A new two-way, partially-protected bike lane was recently installed on Parkside Avenue in West Philadelphia, creating a more organized street, safer for bicycling and walking in that section of the city.
The project, which runs from 52nd Street to Girard Avenue, not only creates new, better bicycle infrastructure, but shortens crossing distances for pedestrians, creates pedestrian refuges, and better connects neighbors to Fairmount Park and the new Centennial Commons in West Fairmount Park, which opened on Wednesday, June 13.
Similar to the new protected bike lanes on West Chestnut Street in West Philadelphia and JFK and Market Streets in Center City, the infrastructure helps better organize the street. Cyclists know where to be, drivers know where to be, and both know where they, and pedestrians should and will be.
These kinds of streets changes basically work for everyone.
And Parkside Avenue, a main entryway to Fairmount Park, needed some changes.
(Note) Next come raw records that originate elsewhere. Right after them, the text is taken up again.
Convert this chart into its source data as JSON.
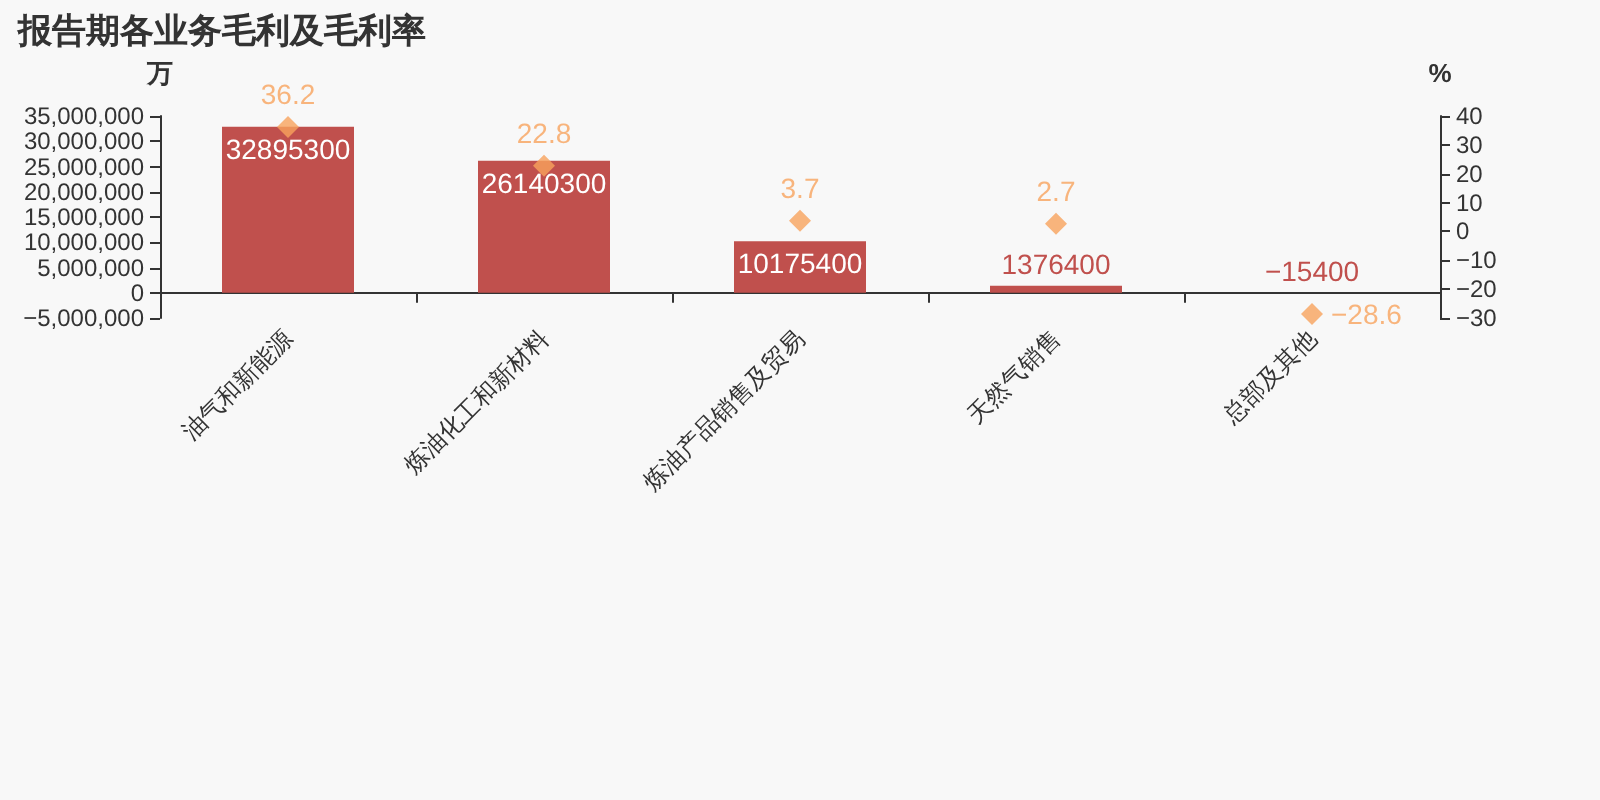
{
  "chart_data": {
    "type": "bar",
    "title": "报告期各业务毛利及毛利率",
    "ylabel": "万",
    "y2label": "%",
    "categories": [
      "油气和新能源",
      "炼油化工和新材料",
      "炼油产品销售及贸易",
      "天然气销售",
      "总部及其他"
    ],
    "series": [
      {
        "color": "#c0504d",
        "values": [
          32895300,
          26140300,
          10175400,
          1376400,
          -15400
        ]
      },
      {
        "type": "scatter",
        "axis": "y2",
        "color": "#f7a35c",
        "marker": "diamond",
        "values": [
          36.2,
          22.8,
          3.7,
          2.7,
          -28.6
        ]
      }
    ],
    "ylim": [
      -5000000,
      35000000
    ],
    "yticks": [
      {
        "value": -5000000,
        "label": "−5,000,000"
      },
      0,
      {
        "value": 5000000,
        "label": "5,000,000"
      },
      {
        "value": 10000000,
        "label": "10,000,000"
      },
      {
        "value": 15000000,
        "label": "15,000,000"
      },
      {
        "value": 20000000,
        "label": "20,000,000"
      },
      {
        "value": 25000000,
        "label": "25,000,000"
      },
      {
        "value": 30000000,
        "label": "30,000,000"
      },
      {
        "value": 35000000,
        "label": "35,000,000"
      }
    ],
    "y2lim": [
      -30,
      40
    ],
    "y2ticks": [
      {
        "value": -30,
        "label": "−30"
      },
      {
        "value": -20,
        "label": "−20"
      },
      {
        "value": -10,
        "label": "−10"
      },
      0,
      10,
      20,
      30,
      40
    ],
    "data_labels": true,
    "grid": false
  }
}
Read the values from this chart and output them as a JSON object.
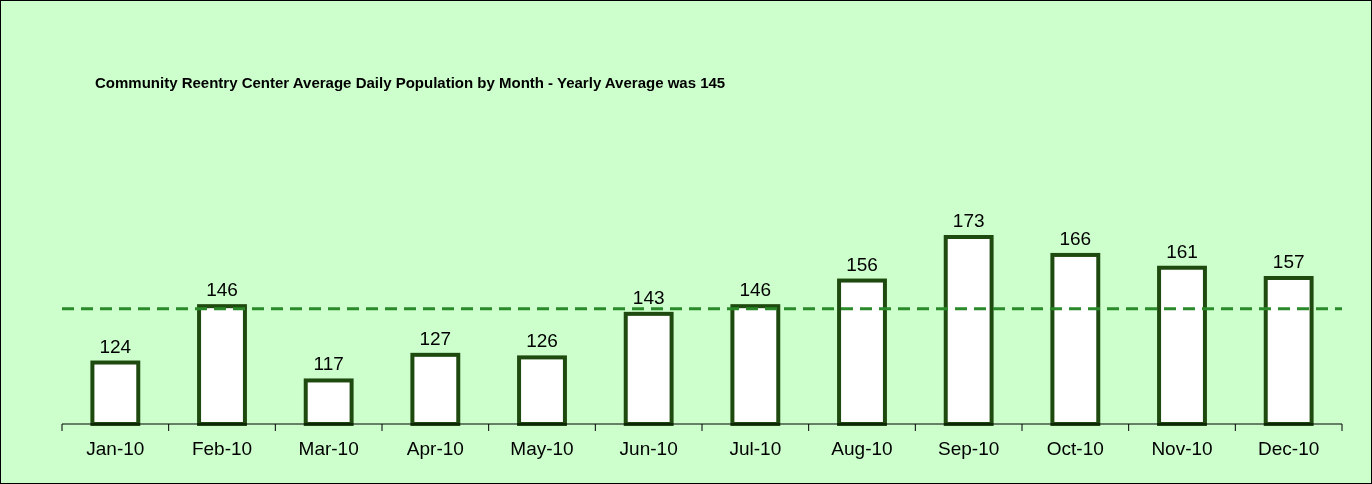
{
  "chart_data": {
    "type": "bar",
    "title": "Community Reentry Center Average Daily Population by Month - Yearly Average was 145",
    "categories": [
      "Jan-10",
      "Feb-10",
      "Mar-10",
      "Apr-10",
      "May-10",
      "Jun-10",
      "Jul-10",
      "Aug-10",
      "Sep-10",
      "Oct-10",
      "Nov-10",
      "Dec-10"
    ],
    "values": [
      124,
      146,
      117,
      127,
      126,
      143,
      146,
      156,
      173,
      166,
      161,
      157
    ],
    "color": "#1f4a0f",
    "tick_labels": "x",
    "data_labels": true,
    "ylim": [
      100,
      173
    ],
    "ref_lines": [
      {
        "axis": "y",
        "value": 145,
        "label": null,
        "color": "#2a8a2a",
        "line_style": "dashed"
      }
    ]
  }
}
There were 147 reported crashes on the corridor between 2012 and 2016, which injured 120 people, putting the Avenue on the city’s high-injury network.
Councilman Curtis Jones, Jr., the Office of Transportation and Infrastructure Systems (OTIS), and neighborhood stakeholders were instrumental in getting the bike lanes created and installed—and actually continued working together after hitting several snags and disagreements.
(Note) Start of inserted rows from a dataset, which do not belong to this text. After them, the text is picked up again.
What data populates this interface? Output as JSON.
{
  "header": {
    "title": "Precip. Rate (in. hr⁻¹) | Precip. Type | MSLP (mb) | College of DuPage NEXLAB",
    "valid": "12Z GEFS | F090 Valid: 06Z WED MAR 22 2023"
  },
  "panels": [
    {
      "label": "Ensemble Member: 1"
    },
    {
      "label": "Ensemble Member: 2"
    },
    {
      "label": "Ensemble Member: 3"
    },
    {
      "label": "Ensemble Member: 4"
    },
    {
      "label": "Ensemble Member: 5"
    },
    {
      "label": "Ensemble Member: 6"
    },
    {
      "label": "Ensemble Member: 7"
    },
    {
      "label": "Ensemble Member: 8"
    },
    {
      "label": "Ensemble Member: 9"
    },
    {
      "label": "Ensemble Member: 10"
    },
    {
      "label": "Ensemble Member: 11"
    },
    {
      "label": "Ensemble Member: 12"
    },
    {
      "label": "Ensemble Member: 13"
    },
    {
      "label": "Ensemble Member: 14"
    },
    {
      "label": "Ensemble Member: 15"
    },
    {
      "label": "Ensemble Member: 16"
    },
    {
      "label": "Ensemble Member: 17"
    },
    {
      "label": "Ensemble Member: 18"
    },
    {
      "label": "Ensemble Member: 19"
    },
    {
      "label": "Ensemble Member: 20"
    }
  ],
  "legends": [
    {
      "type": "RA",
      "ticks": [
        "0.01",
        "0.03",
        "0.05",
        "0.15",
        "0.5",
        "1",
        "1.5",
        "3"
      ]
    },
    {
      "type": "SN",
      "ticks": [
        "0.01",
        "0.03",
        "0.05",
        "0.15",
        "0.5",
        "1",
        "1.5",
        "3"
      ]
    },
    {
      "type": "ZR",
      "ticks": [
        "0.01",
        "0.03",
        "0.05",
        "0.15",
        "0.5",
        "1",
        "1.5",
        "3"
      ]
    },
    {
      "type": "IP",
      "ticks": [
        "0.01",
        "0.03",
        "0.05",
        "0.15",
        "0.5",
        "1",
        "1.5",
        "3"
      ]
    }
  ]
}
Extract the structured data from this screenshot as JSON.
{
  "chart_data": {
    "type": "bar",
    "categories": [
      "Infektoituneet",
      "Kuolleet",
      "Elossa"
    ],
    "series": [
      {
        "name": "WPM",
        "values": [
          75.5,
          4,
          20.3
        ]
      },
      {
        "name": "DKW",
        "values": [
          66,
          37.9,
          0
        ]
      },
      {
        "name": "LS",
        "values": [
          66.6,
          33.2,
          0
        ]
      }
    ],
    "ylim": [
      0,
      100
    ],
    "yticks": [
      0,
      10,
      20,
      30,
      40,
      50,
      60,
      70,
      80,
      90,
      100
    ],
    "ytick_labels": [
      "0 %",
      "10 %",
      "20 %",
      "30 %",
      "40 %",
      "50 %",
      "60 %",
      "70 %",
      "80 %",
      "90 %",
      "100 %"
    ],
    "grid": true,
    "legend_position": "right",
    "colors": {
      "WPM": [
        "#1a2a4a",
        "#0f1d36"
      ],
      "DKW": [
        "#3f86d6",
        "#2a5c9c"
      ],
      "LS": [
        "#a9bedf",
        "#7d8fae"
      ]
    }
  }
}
Additional bike lanes are being put in Fairmount Park on parts of Lansdowne Drive and South Concourse Drive.
The end goal of this particular corridor is to have fully-protected bike lanes. Unfortunately, since this is a PennDOT project, the lanes alongside parking were installed as standard bike lanes, between moving traffic and parked cars, rather than between parked cars and the sidewalk.
In order for the parking and bike lanes to be flipped, the state Legislature needs to pass Senate Bill 788, which was introduced by State Sen. Larry Farnese (D-Phila). The bill would allow for parking-protected bike lanes on PennDOT roads installed by PennDOT crews.
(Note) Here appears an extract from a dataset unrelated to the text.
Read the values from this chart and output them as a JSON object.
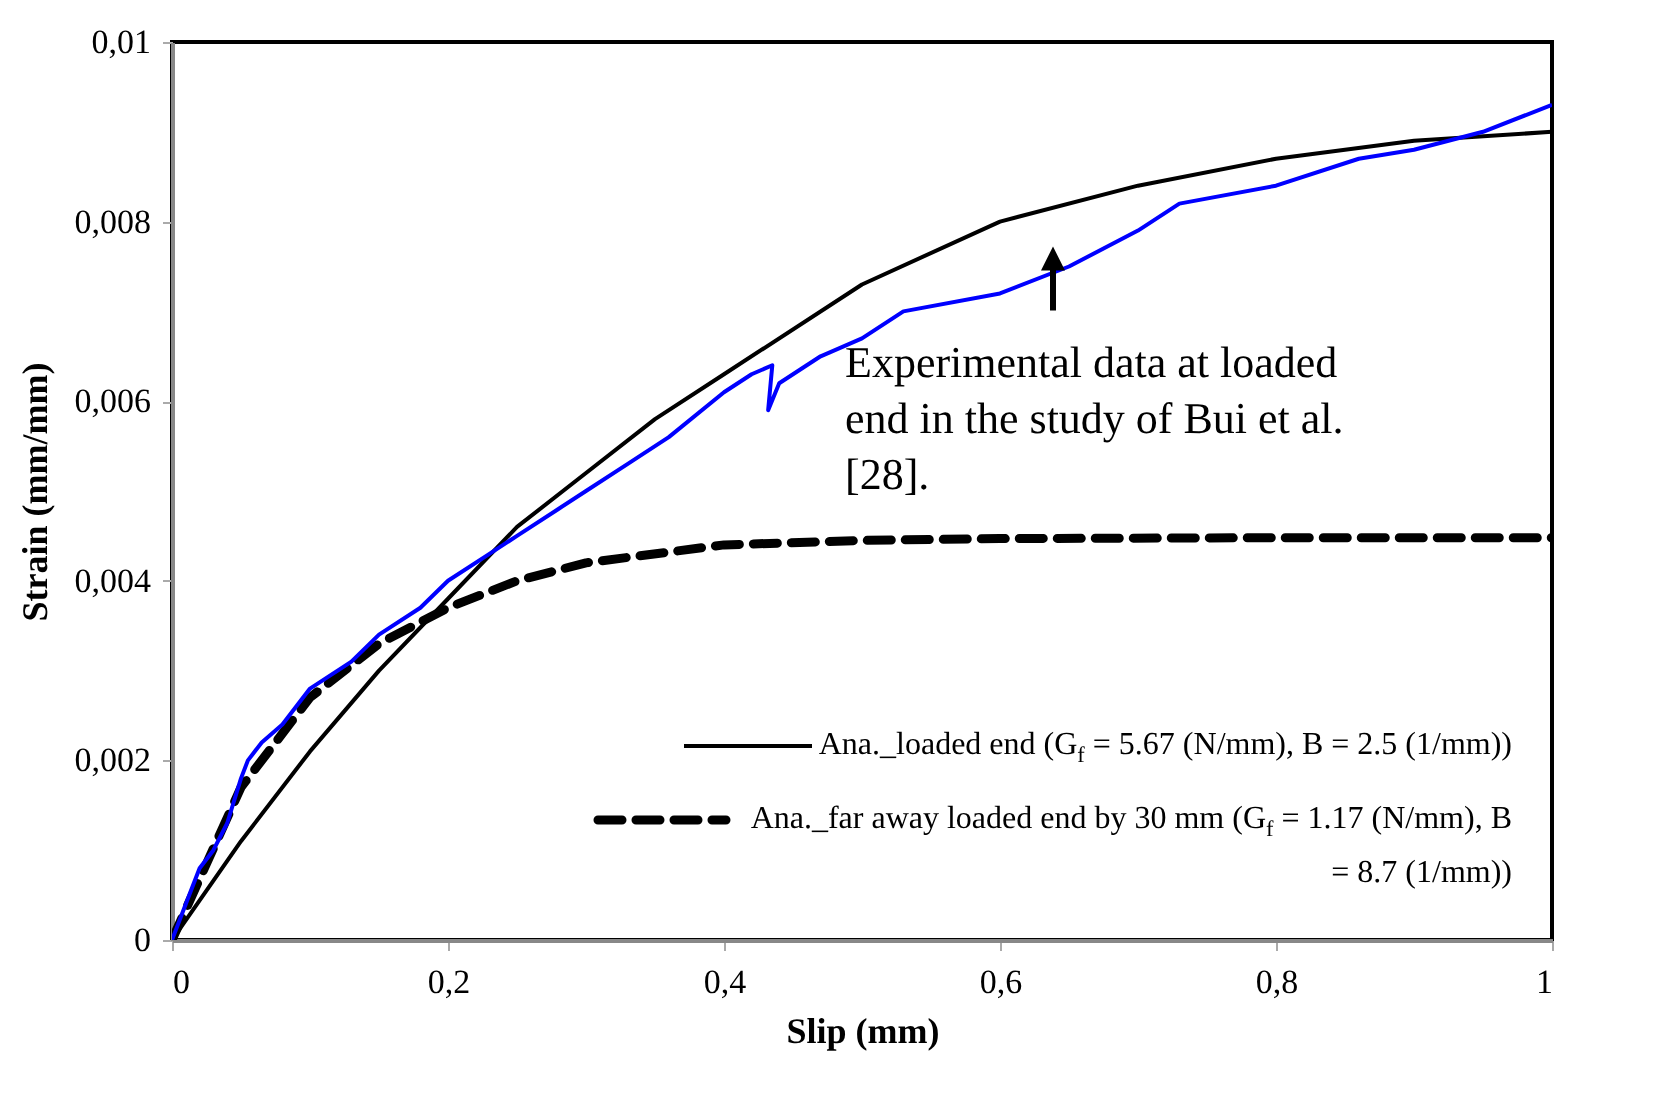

Currently, parking-protected bike lanes are OK on state roads, like Chestnut Street, but PennDOT crews will not install them. Weird, right? The Bicycle Coalition of Greater Philadelphia, and others, have been traveling to Harrisburg to advocate for this, and many other, bills throughout the Spring.
Once the bill is passed, it’s hard to say when the lanes will be restriped for protection, but OTIS says they’ll likely happen “this season,” and are currently seeking additional grants for even more updates to the street.
This project is a big step for Parkside Avenue, and for making this particular area more bike-friendly, which is especially important considering the tremendous work Indego Bike Share and the Better Bike Share Partnership has been doing to get more people on bikes in the area.